在無尺度蛋白相互作用網絡或叫相互作用組網絡,大多數蛋白都是和少數的partners作用,只有少部分蛋白,也就是hubs,和很多partners作用.
非hub但瓶頸通常比那些非hub非瓶頸蛋白和他們的鄰居共表達更少,符合這個觀察:betweenness是和鄰接蛋白平均相關性的指標,非hub但瓶頸蛋白很少是復合體成員,并且大部分都是調節蛋白和信號轉到machinery。
不管是生物還是非生物,只要是無尺度網絡,都對隨機的node移除有抵抗能力,但是對hubs的移除非常敏感。
大概就是酵母做了個實驗,移除敲除編碼hub蛋白的基因,比非hub的死亡率大3倍,我們發現了兩類hub:party hubs黨派型,同時和partners的大部分相互作用。Date hubs約會型,不同的時間或位置結合不同的partners。
這樣,酵母中的相互作用網絡的hub基于他們的partners‘表達譜,可以分為兩類:date和party hubs。這種區分揭示了酵母蛋白組組織模塊的模型,通過regulators,mediators或adaptors連接模塊,這就是date hubs。Party hubs代表不同的模塊內部的必須的成分,對這這些模塊介導的功能很重要(因此傾向于是必須蛋白),傾向于在蛋白組的組織上低水平工作。(大概意思是date hubs是大boss,溝通銜接,而party hubs是模塊內部的小老板)。我們提出,date hubs在整個蛋白組網絡中生物模塊的總體組織中是必須的,參與的是大范圍的整合連接(雖然一些date hub可以簡單的共享,并且調節模塊內或跨模塊的局部功能)。這種相互作用網絡的關鍵特點,比如對抗外界環境的遺傳穩定性和彈性,使用這樣的模塊組織方式作為框架就更好理解了。

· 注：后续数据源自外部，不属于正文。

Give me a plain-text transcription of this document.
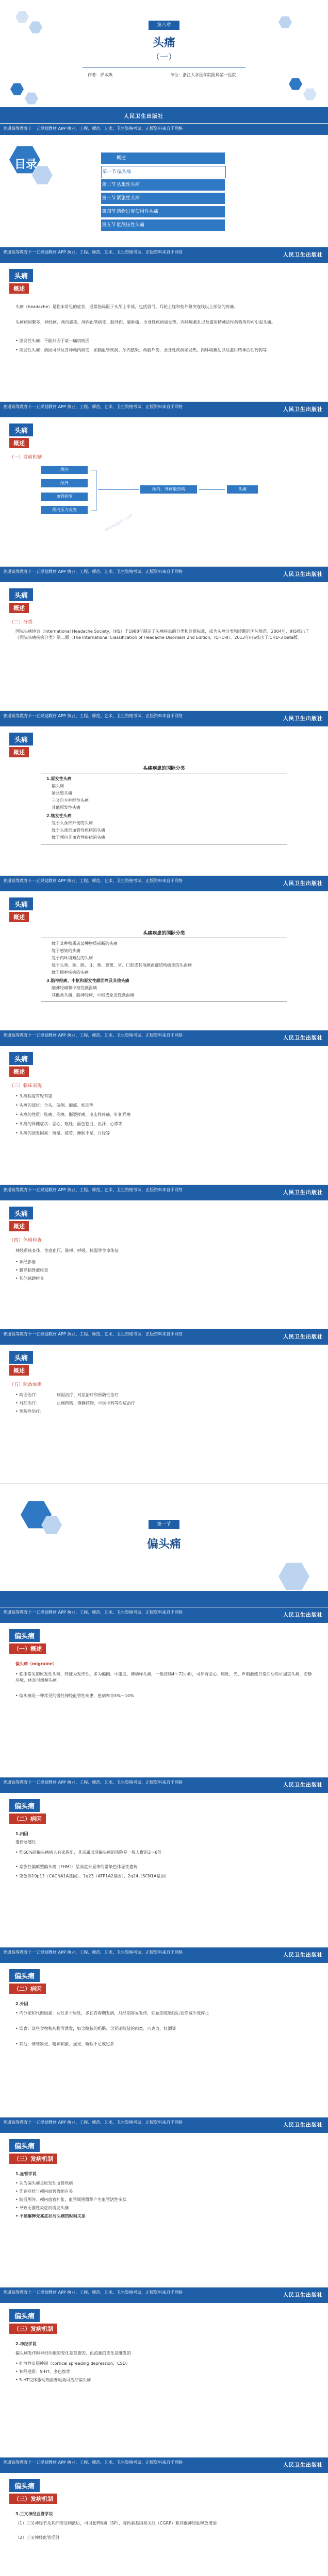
第八章
头痛
（一）
作者：罗本燕	单位：浙江大学医学院附属第一医院
人民卫生出版社
普通高等教育十一五规划教材 APP 执业、工程、师范、艺术、卫生资格考试，正版资料来自于网络
目录	概述
第一节 偏头痛
第二节 丛集性头痛
第三节 紧张性头痛
第四节 药物过度使用性头痛
第五节 低颅压性头痛
普通高等教育十一五规划教材 APP 执业、工程、师范、艺术、卫生资格考试，正版资料来自于网络
人民卫生出版社
头痛
概述
头痛（headache）是临床常见的症状，通常指局限于头颅上半部，包括眉弓、耳轮上缘和枕外隆突连线以上部位的疼痛。
头痛病因繁多，神经痛、颅内感染、颅内血管病变、脑外伤、脑肿瘤、全身性疾病如发热、内环境紊乱以及滥用精神活性药物等均可引起头痛。
• 原发性头痛：不能归因于某一确切病因
• 继发性头痛：病因可涉及各种颅内病变，如脑血管疾病、颅内感染、颅脑外伤，全身性疾病如发热、内环境紊乱以及滥用精神活性药物等
普通高等教育十一五规划教材 APP 执业、工程、师范、艺术、卫生资格考试，正版资料来自于网络
人民卫生出版社
头痛
概述
（一）发病机制
颅内
颅外
血管病变
颅内压力改变
颅内、外痛敏结构	头痛
www.ppt.com
普通高等教育十一五规划教材 APP 执业、工程、师范、艺术、卫生资格考试，正版资料来自于网络
人民卫生出版社
头痛
概述
（二）分类
国际头痛协会（International Headache Society，IHS）于1988年制定了头痛疾患的分类和诊断标准，成为头痛分类和诊断的国际规范。2004年，IHS推出了《国际头痛疾病分类》第二版（The International Classification of Headache Disorders 2nd Edition，ICHD-Ⅱ）。2013年IHS推出了ICHD-3 beta版。
普通高等教育十一五规划教材 APP 执业、工程、师范、艺术、卫生资格考试，正版资料来自于网络
人民卫生出版社
头痛
概述
头痛疾患的国际分类
1.原发性头痛
偏头痛
紧张型头痛
三叉自主神经性头痛
其他原发性头痛
2.继发性头痛
缘于头颈部外伤的头痛
缘于头颈部血管性疾病的头痛
缘于颅内非血管性疾病的头痛
普通高等教育十一五规划教材 APP 执业、工程、师范、艺术、卫生资格考试，正版资料来自于网络
人民卫生出版社
头痛
概述
头痛疾患的国际分类
缘于某种物质或某种物质戒断的头痛
缘于感染的头痛
缘于内环境紊乱的头痛
缘于头颅、颈、眼、耳、鼻、鼻窦、牙、口腔或其他颜面部结构病变的头面痛
缘于精神疾病的头痛
3.脑神经痛、中枢和原发性颜面痛及其他头痛
脑神经痛和中枢性颜面痛
其他类头痛、脑神经痛、中枢或原发性颜面痛
普通高等教育十一五规划教材 APP 执业、工程、师范、艺术、卫生资格考试，正版资料来自于网络
人民卫生出版社
头痛
概述
（三）临床表现
• 头痛程度有轻有重
• 头痛的部位：全头、偏侧、额部、枕部等
• 头痛的性质：胀痛、闷痛、撕裂样痛、电击样疼痛、针刺样痛
• 头痛的伴随症状：恶心、呕吐、面色苍白、出汗、心悸等
• 头痛的诱发因素：情绪、疲劳、睡眠不足、月经等
普通高等教育十一五规划教材 APP 执业、工程、师范、艺术、卫生资格考试，正版资料来自于网络
人民卫生出版社
头痛
概述
（四）体格检查
神经系统查体，注意血压、脉搏、呼吸、体温等生命体征
• 神经影像
• 腰穿脑脊液检查
• 其他辅助检查
普通高等教育十一五规划教材 APP 执业、工程、师范、艺术、卫生资格考试，正版资料来自于网络
人民卫生出版社
头痛
概述
（五）防治原则
• 病因治疗：
• 对症治疗：
• 预防性治疗：
病因治疗、对症治疗和预防性治疗
止痛药物、镇静药物、中医中药等对症治疗
第一节
偏头痛
普通高等教育十一五规划教材 APP 执业、工程、师范、艺术、卫生资格考试，正版资料来自于网络
人民卫生出版社
偏头痛
（一）概述
偏头痛（migraine）
• 临床常见的原发性头痛，特征为发作性、多为偏侧、中重度、搏动样头痛，一般持续4～72小时，可伴有恶心、呕吐，光、声刺激或日常活动均可加重头痛，安静环境、休息可缓解头痛
• 偏头痛是一种常见的慢性神经血管性疾患，患病率为5%～10%
普通高等教育十一五规划教材 APP 执业、工程、师范、艺术、卫生资格考试，正版资料来自于网络
人民卫生出版社
偏头痛
（二）病因
1.内因
遗传易感性
• 约60%的偏头痛病人有家族史，其亲属出现偏头痛的风险是一般人群的3～6倍
• 家族性偏瘫型偏头痛（FHM）：呈高度外显率的常染色体显性遗传
• 染色体19p13（CACNA1A基因）、1q23（ATP1A2基因）、2q24（SCN1A基因）
普通高等教育十一五规划教材 APP 执业、工程、师范、艺术、卫生资格考试，正版资料来自于网络
人民卫生出版社
偏头痛
（二）病因
2.外因
• 内分泌和代谢因素：女性多于男性，多在青春期发病，月经期容易发作，妊娠期或绝经后发作减少或停止
• 饮食：某些食物和药物可诱发，如含酪胺的奶酪、含亚硝酸盐的肉类、巧克力、红酒等
• 其他：情绪紧张、精神刺激、强光、睡眠不足或过多
普通高等教育十一五规划教材 APP 执业、工程、师范、艺术、卫生资格考试，正版资料来自于网络
人民卫生出版社
偏头痛
（三）发病机制
1.血管学说
• 认为偏头痛是原发性血管疾病
• 先兆症状与颅内血管收缩有关
• 随后颅外、颅内血管扩张，血管周围组织产生血管活性多肽
• 导致无菌性炎症而诱发头痛
• 不能解释先兆症状与头痛的时间关系
普通高等教育十一五规划教材 APP 执业、工程、师范、艺术、卫生资格考试，正版资料来自于网络
人民卫生出版社
偏头痛
（三）发病机制
2.神经学说
偏头痛发作时神经功能的变化是首要的，血流量的变化是继发的
• 扩散性皮层抑制（cortical spreading depression，CSD）
• 神经递质：5-HT、多巴胺等
• 5-HT受体激动剂曲普坦类可治疗偏头痛
普通高等教育十一五规划教材 APP 执业、工程、师范、艺术、卫生资格考试，正版资料来自于网络
人民卫生出版社
偏头痛
（三）发病机制
3.三叉神经血管学说
（1）三叉神经节及其纤维受刺激后，可引起P物质（SP）、降钙素基因相关肽（CGRP）和其他神经肽释放增加
（2）三叉神经血管反射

因此,所謂的date-hubs是那些有高的betweeness(hub-bottlenecks),
而party-hubs更可能是有著低betweeness的hubs(hub-nonbottlenecks)
這個發現,或許表明了相互作用網絡中動態和拓撲特性之間的聯系,而這迄今為止是人類未知的。
作者相信,雖然先有不好實現的地方,但是betweenness將來會被證明是一個非常有用的工具對很多蛋白昂立來說,尤其是有方向的edges(調控網絡)。
總之,我們提供了兩種互補的拓撲網絡特性的整合分析,這適合于不同的網絡類型。這種整合的方法解釋了先前不為人知的網絡拓撲性質之間的聯系,蛋白質必要性和表達動態。我們相信,這種整合的方法就像現在提出的這種,會對將來的預測模型至為重要。